Obfuscated Files or Information: Steganography

Adversaries may use steganography techniques in order to prevent the detection of hidden information. Steganographic techniques can be used to hide data in digital media such as images, audio tracks, video clips, or text files.

Duqu was an early example of malware that used steganography. It encrypted the gathered information from a victim's system and hid it within an image before exfiltrating the image to a C2 server.[1]

By the end of 2017, a threat group used Invoke-PSImage to hide PowerShell commands in an image file (.png) and execute the code on a victim's system.

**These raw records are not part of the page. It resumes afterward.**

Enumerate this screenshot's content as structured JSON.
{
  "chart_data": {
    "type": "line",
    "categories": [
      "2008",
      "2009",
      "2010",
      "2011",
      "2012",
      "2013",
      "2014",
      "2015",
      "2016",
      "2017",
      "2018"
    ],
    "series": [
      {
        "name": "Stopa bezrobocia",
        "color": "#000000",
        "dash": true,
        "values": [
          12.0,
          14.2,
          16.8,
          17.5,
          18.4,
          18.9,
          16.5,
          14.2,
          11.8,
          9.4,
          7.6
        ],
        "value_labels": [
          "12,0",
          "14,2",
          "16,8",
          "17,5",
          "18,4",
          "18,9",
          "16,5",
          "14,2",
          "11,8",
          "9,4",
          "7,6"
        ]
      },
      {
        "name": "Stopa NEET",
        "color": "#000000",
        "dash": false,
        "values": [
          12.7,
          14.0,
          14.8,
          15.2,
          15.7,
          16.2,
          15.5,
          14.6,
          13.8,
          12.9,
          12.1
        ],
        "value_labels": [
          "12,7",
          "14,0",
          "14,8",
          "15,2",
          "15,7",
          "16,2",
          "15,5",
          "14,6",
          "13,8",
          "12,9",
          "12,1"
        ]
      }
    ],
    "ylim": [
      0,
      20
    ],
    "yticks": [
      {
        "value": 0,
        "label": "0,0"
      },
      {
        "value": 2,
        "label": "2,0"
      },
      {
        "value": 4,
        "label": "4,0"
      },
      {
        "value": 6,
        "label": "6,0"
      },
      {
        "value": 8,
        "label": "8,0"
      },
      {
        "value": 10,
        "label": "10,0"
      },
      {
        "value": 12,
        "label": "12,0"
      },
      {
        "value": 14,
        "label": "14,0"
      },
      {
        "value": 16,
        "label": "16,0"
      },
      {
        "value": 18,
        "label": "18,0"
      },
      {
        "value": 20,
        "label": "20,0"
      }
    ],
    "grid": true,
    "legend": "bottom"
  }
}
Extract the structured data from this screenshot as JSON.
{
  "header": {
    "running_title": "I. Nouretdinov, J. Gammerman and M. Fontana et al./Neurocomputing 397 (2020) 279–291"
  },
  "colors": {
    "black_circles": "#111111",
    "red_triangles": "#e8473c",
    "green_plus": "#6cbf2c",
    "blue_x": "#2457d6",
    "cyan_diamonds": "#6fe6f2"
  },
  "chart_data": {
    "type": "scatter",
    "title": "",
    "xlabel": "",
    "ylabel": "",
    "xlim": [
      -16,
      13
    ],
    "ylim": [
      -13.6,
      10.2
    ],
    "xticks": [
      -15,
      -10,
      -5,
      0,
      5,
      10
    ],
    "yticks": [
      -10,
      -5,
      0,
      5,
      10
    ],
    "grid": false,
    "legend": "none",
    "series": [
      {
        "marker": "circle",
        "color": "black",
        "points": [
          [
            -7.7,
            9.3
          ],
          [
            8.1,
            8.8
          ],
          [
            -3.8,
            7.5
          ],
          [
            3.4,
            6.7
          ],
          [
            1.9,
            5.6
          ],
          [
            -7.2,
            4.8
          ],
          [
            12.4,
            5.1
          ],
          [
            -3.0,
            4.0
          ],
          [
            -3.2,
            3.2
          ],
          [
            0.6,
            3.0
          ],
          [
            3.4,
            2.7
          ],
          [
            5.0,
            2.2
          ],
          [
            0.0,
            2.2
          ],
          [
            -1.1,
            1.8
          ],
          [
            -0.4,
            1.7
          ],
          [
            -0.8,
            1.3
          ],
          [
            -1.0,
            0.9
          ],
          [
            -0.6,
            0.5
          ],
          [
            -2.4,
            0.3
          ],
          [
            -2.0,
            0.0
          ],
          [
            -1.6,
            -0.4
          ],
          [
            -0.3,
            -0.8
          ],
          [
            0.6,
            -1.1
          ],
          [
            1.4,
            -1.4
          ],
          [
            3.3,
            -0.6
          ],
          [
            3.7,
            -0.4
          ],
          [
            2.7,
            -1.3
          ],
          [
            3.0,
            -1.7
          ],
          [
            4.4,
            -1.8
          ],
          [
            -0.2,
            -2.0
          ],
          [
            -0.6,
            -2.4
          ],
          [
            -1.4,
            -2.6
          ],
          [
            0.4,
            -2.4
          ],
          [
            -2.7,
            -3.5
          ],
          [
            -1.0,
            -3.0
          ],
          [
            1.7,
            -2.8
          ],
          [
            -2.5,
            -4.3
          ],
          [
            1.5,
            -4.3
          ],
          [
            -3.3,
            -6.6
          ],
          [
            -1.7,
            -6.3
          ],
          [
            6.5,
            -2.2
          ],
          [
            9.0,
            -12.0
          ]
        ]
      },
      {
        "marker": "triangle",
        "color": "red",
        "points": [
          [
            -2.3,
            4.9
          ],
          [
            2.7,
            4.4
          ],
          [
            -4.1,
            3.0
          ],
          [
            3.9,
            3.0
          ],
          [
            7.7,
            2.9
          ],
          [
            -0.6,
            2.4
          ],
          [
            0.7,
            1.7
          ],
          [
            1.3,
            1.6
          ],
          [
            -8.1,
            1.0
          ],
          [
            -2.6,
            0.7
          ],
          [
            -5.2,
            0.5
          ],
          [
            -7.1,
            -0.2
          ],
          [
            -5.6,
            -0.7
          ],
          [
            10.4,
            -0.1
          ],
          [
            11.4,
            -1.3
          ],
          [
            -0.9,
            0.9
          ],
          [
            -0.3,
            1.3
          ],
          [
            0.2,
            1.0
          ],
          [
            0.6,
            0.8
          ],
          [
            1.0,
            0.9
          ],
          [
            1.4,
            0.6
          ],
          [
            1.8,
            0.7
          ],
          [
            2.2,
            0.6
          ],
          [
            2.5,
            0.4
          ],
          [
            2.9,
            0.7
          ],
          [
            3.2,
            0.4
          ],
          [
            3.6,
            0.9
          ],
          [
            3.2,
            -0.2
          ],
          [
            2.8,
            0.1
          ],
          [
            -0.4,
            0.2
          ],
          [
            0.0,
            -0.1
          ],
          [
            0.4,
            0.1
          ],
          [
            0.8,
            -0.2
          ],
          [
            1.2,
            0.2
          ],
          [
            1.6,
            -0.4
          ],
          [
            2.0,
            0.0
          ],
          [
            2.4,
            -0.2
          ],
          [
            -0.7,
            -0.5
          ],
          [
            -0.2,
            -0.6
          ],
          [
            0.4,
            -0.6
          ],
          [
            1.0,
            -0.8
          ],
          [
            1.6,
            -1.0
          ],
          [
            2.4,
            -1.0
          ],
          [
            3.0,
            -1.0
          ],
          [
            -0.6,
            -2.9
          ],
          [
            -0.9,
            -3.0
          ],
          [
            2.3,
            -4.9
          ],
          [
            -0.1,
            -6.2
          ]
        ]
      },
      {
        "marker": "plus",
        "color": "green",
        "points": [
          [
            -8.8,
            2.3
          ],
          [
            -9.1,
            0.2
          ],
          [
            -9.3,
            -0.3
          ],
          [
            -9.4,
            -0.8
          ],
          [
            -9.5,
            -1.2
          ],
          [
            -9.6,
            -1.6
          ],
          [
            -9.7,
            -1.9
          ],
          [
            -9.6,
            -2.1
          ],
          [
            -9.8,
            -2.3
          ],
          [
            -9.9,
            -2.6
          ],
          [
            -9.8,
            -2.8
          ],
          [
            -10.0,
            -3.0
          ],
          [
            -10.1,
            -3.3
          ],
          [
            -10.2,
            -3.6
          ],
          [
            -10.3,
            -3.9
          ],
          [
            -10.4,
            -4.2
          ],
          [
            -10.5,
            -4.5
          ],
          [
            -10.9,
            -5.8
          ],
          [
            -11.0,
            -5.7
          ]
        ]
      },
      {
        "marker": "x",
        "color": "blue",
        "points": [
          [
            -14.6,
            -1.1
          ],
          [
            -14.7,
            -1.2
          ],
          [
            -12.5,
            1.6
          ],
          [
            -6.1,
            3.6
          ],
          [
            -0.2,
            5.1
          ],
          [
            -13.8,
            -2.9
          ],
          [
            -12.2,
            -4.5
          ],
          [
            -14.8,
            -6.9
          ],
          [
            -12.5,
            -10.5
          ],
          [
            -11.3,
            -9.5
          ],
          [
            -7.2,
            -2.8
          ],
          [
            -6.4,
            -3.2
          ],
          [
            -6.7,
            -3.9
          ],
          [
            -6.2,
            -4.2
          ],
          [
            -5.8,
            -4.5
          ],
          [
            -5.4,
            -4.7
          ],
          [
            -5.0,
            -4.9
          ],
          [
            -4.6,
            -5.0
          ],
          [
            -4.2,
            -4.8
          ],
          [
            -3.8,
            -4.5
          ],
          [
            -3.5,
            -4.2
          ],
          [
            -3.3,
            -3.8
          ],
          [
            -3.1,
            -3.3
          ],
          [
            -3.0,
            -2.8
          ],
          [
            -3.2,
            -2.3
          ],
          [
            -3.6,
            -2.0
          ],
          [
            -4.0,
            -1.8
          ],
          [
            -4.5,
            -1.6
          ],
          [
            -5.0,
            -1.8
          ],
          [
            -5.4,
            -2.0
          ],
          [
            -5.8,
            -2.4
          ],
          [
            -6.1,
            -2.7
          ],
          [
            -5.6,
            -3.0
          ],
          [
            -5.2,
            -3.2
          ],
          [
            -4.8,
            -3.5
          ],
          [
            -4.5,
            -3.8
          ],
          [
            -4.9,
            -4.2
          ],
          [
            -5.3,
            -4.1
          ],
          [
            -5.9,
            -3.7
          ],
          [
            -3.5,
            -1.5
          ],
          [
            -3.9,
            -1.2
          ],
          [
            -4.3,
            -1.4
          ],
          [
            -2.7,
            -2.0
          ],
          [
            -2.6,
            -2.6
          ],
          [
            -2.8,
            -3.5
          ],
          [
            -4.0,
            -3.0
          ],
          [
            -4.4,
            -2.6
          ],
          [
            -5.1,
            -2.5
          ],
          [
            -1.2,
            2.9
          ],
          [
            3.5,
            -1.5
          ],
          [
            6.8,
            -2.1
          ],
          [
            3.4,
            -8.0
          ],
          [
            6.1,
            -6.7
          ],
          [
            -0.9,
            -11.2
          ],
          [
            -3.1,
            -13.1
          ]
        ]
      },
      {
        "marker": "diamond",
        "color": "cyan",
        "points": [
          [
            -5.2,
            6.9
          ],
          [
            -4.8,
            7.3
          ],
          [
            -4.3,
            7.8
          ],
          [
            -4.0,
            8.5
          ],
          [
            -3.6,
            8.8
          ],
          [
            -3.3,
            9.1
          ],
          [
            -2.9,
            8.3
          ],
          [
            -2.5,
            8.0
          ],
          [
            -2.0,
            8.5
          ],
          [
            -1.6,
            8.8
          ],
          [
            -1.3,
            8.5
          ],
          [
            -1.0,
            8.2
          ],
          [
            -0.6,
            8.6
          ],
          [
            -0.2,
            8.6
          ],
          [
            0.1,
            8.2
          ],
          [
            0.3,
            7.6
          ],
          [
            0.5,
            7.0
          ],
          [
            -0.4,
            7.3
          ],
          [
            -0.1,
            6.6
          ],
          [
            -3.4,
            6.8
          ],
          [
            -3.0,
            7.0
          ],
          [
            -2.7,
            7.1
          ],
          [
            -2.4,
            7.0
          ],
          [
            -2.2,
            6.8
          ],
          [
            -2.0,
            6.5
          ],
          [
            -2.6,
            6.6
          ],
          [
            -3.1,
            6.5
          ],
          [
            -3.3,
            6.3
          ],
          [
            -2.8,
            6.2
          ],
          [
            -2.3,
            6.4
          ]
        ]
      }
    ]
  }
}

In this particular case the PowerShell code downloaded another obfuscated script to gather intelligence from the victim's machine and communicate it back to the adversary.[2]

ID: T1027.003
Sub-technique of:  T1027
Tactic: Defense Evasion
Platforms: Linux, Windows, macOS
Data Sources: File: File Content
CAPEC ID: CAPEC-636
Version: 1.1
Created: 05 February 2020
Last Modified: 16 September 2020

Procedure Examples

ID Name Description
S0469 ABK

ABK can extract a malicious Portable Executable (PE) from a photo.[3]

G0067 APT37

APT37 uses steganography to send images to users that are embedded with shellcode.[4][5]

S0473 Avenger

Avenger can extract backdoor malware from downloaded images.[3]

S0470 BBK

BBK can extract a malicious Portable Executable (PE) from a photo.[3]

G0060 BRONZE BUTLER

BRONZE BUTLER has used steganography in multiple operations to conceal malicious payloads.[3]

S0471 build_downer

build_downer can extract malware from a downloaded JPEG.[3]

S0483 IcedID

IcedID has embedded binaries within RC4 encrypted .png files.[6]

G0069 MuddyWater

MuddyWater has stored obfuscated JavaScript code in an image file named temp.jpg.[7]

S0439 Okrum

Okrum's payload is encrypted and embedded within its loader, or within a legitimate PNG file.[8]

S0518 PolyglotDuke

PolyglotDuke can use steganography to hide C2 information in images.[9]

S0139 PowerDuke

PowerDuke uses steganography to hide backdoors in PNG files, which are also encrypted using the Tiny Encryption Algorithm (TEA).[10]

S0565 Raindrop

Raindrop used steganography to locate the start of its encoded payload within legitimate 7-Zip code.[11]

S0458 Ramsay

Ramsay has PE data embedded within JPEG files contained within Word documents.[12]

S0495 RDAT

RDAT can also embed data within a BMP image prior to exfiltration.[13]

S0511 RegDuke

RegDuke can hide data in images, including use of the Least Significant Bit (LSB).[9]

G0127 TA551

TA551 has hidden encoded data for malware DLLs in a PNG.[14]

G0081 Tropic Trooper

Tropic Trooper has used JPG files with encrypted payloads to mask their backdoor routines and evade detection.[15]

Mitigations

This type of attack technique cannot be easily mitigated with preventive controls since it is based on the abuse of system features.

Detection

Detection of steganography is difficult unless artifacts are left behind by the obfuscation process that are detectable with a known signature. Look for strings are other signatures left in system artifacts related to decoding steganography.